Muhammad Mustafa Rafique

 

Title Energy-aware Scheduling in Hadoop
Abstract

Cloud computing has become a paradigm of choice to host large-scale applications on scalable infrastructures, and Hadoop has become the software infrastructure of choice for supporting a variety of big data applications in cloud environment. In cloud computing, it is typical to assumed homogeneous resources, and data locality is often the only scheduling constraint considered in scheduling the workloads. However, specialized energy-efficient architectures and regular system upgrades lead to hardware heterogeneity such that a data center may have multiple clusters providing different performance and energy characteristics. In this talk, I will present the design and the implementation of a workflow management system to effectively schedule jobs to multiple heterogeneous clusters while considering their energy and performance goals. The workflow manager tracks, records, and analyzes the performance and the energy characteristics of Hadoop applications on available heterogeneous clusters and schedules the jobs on the cluster based on their energy characteristics. When evaluated using representative Hadoop applications and benchmarks, the workflow manager yields significantly improved system performance as workloads are scheduled on the appropriate clusters that match the computing and energy profile of the scheduled application.

Bio

M. Mustafa Rafique is a Research Scientist in the High Performance Systems Group at IBM Research Dublin.
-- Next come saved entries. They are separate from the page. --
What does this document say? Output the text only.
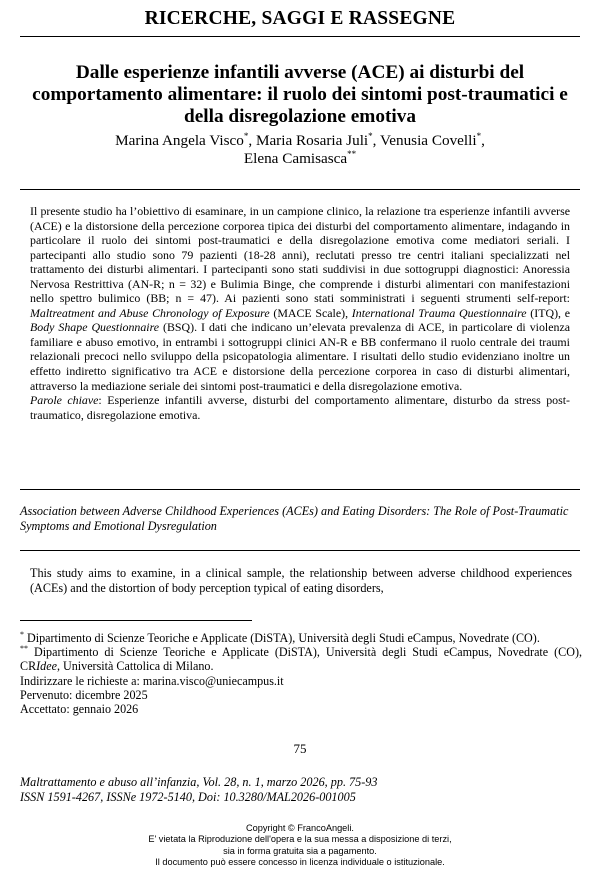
RICERCHE, SAGGI E RASSEGNE
Dalle esperienze infantili avverse (ACE) ai disturbi del comportamento alimentare: il ruolo dei sintomi post-traumatici e della disregolazione emotiva
Marina Angela Visco*, Maria Rosaria Juli*, Venusia Covelli*,
Elena Camisasca**

Il presente studio ha l’obiettivo di esaminare, in un campione clinico, la relazione tra esperienze infantili avverse (ACE) e la distorsione della percezione corporea tipica dei disturbi del comportamento alimentare, indagando in particolare il ruolo dei sintomi post-traumatici e della disregolazione emotiva come mediatori seriali. I partecipanti allo studio sono 79 pazienti (18-28 anni), reclutati presso tre centri italiani specializzati nel trattamento dei disturbi alimentari. I partecipanti sono stati suddivisi in due sottogruppi diagnostici: Anoressia Nervosa Restrittiva (AN-R; n = 32) e Bulimia Binge, che comprende i disturbi alimentari con manifestazioni nello spettro bulimico (BB; n = 47). Ai pazienti sono stati somministrati i seguenti strumenti self-report: Maltreatment and Abuse Chronology of Exposure (MACE Scale), International Trauma Questionnaire (ITQ), e Body Shape Questionnaire (BSQ). I dati che indicano un’elevata prevalenza di ACE, in particolare di violenza familiare e abuso emotivo, in entrambi i sottogruppi clinici AN-R e BB confermano il ruolo centrale dei traumi relazionali precoci nello sviluppo della psicopatologia alimentare. I risultati dello studio evidenziano inoltre un effetto indiretto significativo tra ACE e distorsione della percezione corporea in caso di disturbi alimentari, attraverso la mediazione seriale dei sintomi post-traumatici e della disregolazione emotiva.

Parole chiave: Esperienze infantili avverse, disturbi del comportamento alimentare, disturbo da stress post-traumatico, disregolazione emotiva.

Association between Adverse Childhood Experiences (ACEs) and Eating Disorders: The Role of Post-Traumatic Symptoms and Emotional Dysregulation
This study aims to examine, in a clinical sample, the relationship between adverse childhood experiences (ACEs) and the distortion of body perception typical of eating disorders,

* Dipartimento di Scienze Teoriche e Applicate (DiSTA), Università degli Studi eCampus, Novedrate (CO).

** Dipartimento di Scienze Teoriche e Applicate (DiSTA), Università degli Studi eCampus, Novedrate (CO), CRIdee, Università Cattolica di Milano.

Indirizzare le richieste a: marina.visco@uniecampus.it

Pervenuto: dicembre 2025

Accettato: gennaio 2026

75
Maltrattamento e abuso all’infanzia, Vol. 28, n. 1, marzo 2026, pp. 75-93
ISSN 1591-4267, ISSNe 1972-5140, Doi: 10.3280/MAL2026-001005
Copyright © FrancoAngeli.
E' vietata la Riproduzione dell'opera e la sua messa a disposizione di terzi,
sia in forma gratuita sia a pagamento.
Il documento può essere concesso in licenza individuale o istituzionale.
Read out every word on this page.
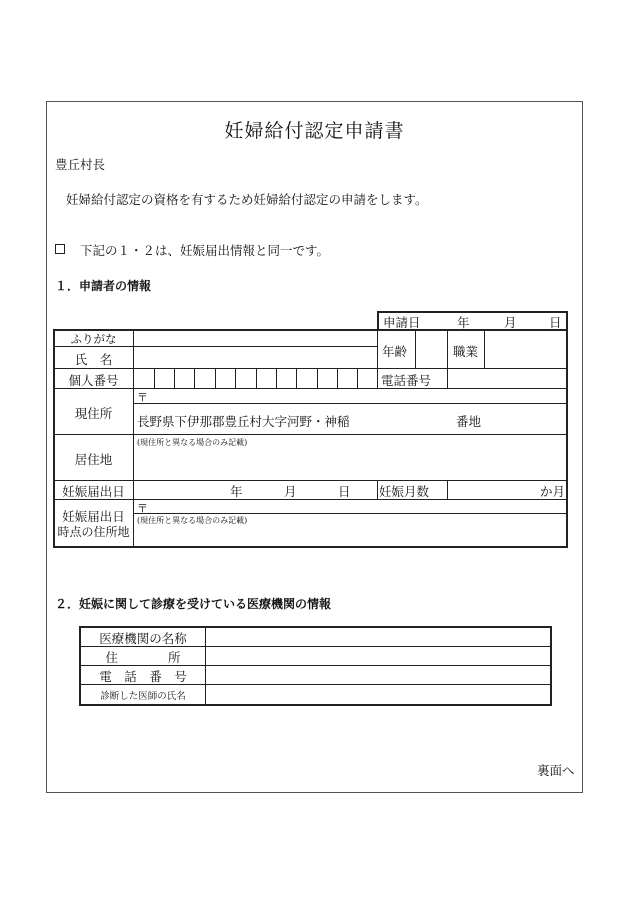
妊婦給付認定申請書
豊丘村長
妊婦給付認定の資格を有するため妊婦給付認定の申請をします。
下記の１・２は、妊娠届出情報と同一です。
１．申請者の情報
申請日	年	月	日
ふりがな
氏　名
年齢	職業
個人番号	電話番号
現住所
〒
長野県下伊那郡豊丘村大字河野・神稲	番地
居住地
(現住所と異なる場合のみ記載)
妊娠届出日	年	月	日 妊娠月数	か月
妊娠届出日
時点の住所地
〒
(現住所と異なる場合のみ記載)
２．妊娠に関して診療を受けている医療機関の情報
医療機関の名称
住　　　　所
電　話　番　号
診断した医師の氏名
裏面へ
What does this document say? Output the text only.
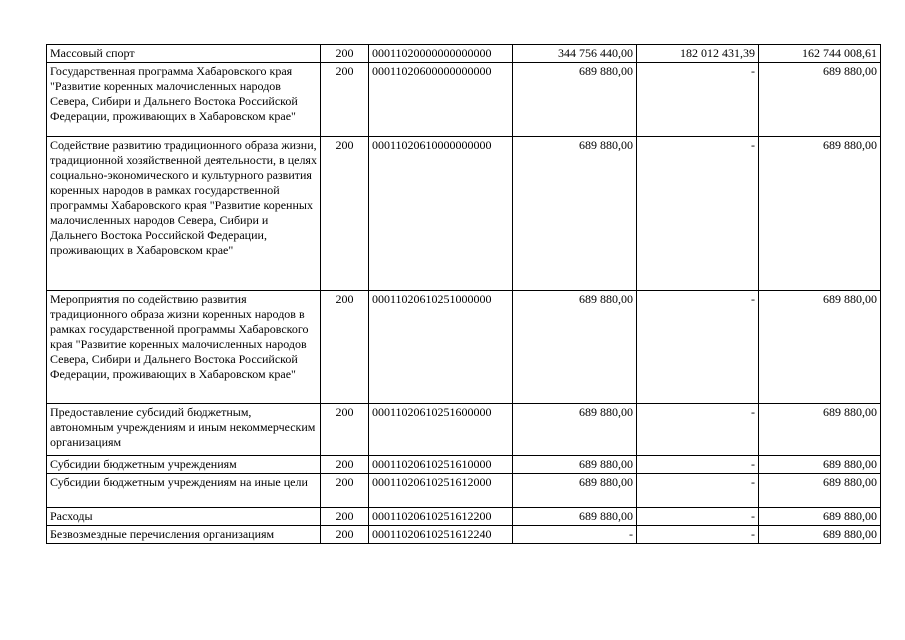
Массовый спорт	200	00011020000000000000	344 756 440,00	182 012 431,39	162 744 008,61
Государственная программа Хабаровского края "Развитие коренных малочисленных народов Севера, Сибири и Дальнего Востока Российской Федерации, проживающих в Хабаровском крае"	200	00011020600000000000	689 880,00	-	689 880,00
Содействие развитию традиционного образа жизни, традиционной хозяйственной деятельности, в целях социально-экономического и культурного развития коренных народов в рамках государственной программы Хабаровского края "Развитие коренных малочисленных народов Севера, Сибири и Дальнего Востока Российской Федерации, проживающих в Хабаровском крае"	200	00011020610000000000	689 880,00	-	689 880,00
Мероприятия по содействию развития традиционного образа жизни коренных народов в рамках государственной программы Хабаровского края "Развитие коренных малочисленных народов Севера, Сибири и Дальнего Востока Российской Федерации, проживающих в Хабаровском крае"	200	00011020610251000000	689 880,00	-	689 880,00
Предоставление субсидий бюджетным, автономным учреждениям и иным некоммерческим организациям	200	00011020610251600000	689 880,00	-	689 880,00
Субсидии бюджетным учреждениям	200	00011020610251610000	689 880,00	-	689 880,00
Субсидии бюджетным учреждениям на иные цели	200	00011020610251612000	689 880,00	-	689 880,00
Расходы	200	00011020610251612200	689 880,00	-	689 880,00
Безвозмездные перечисления организациям	200	00011020610251612240	-	-	689 880,00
His research focuses on designing and developing accelerator- and coprocessor-based heterogeneous clusters for high-performance computing (HPC). His research interest includes resource management for cloud computing, resource management for asymmetric clusters, programming models for heterogeneous systems, and I/O techniques for asymmetric multiprocessors. Prior to joining IBM, Mustafa has worked at NEC Labs and Qatar Computing Research Institute (QCRI) on designing innovative solutions for adaptive and efficient resource management in massively parallel, distributed, and high-performance computing systems. Mustafa received his MS and Ph.D. degrees in Computer Science from Virginia Tech in 2010 and 2011 respectively.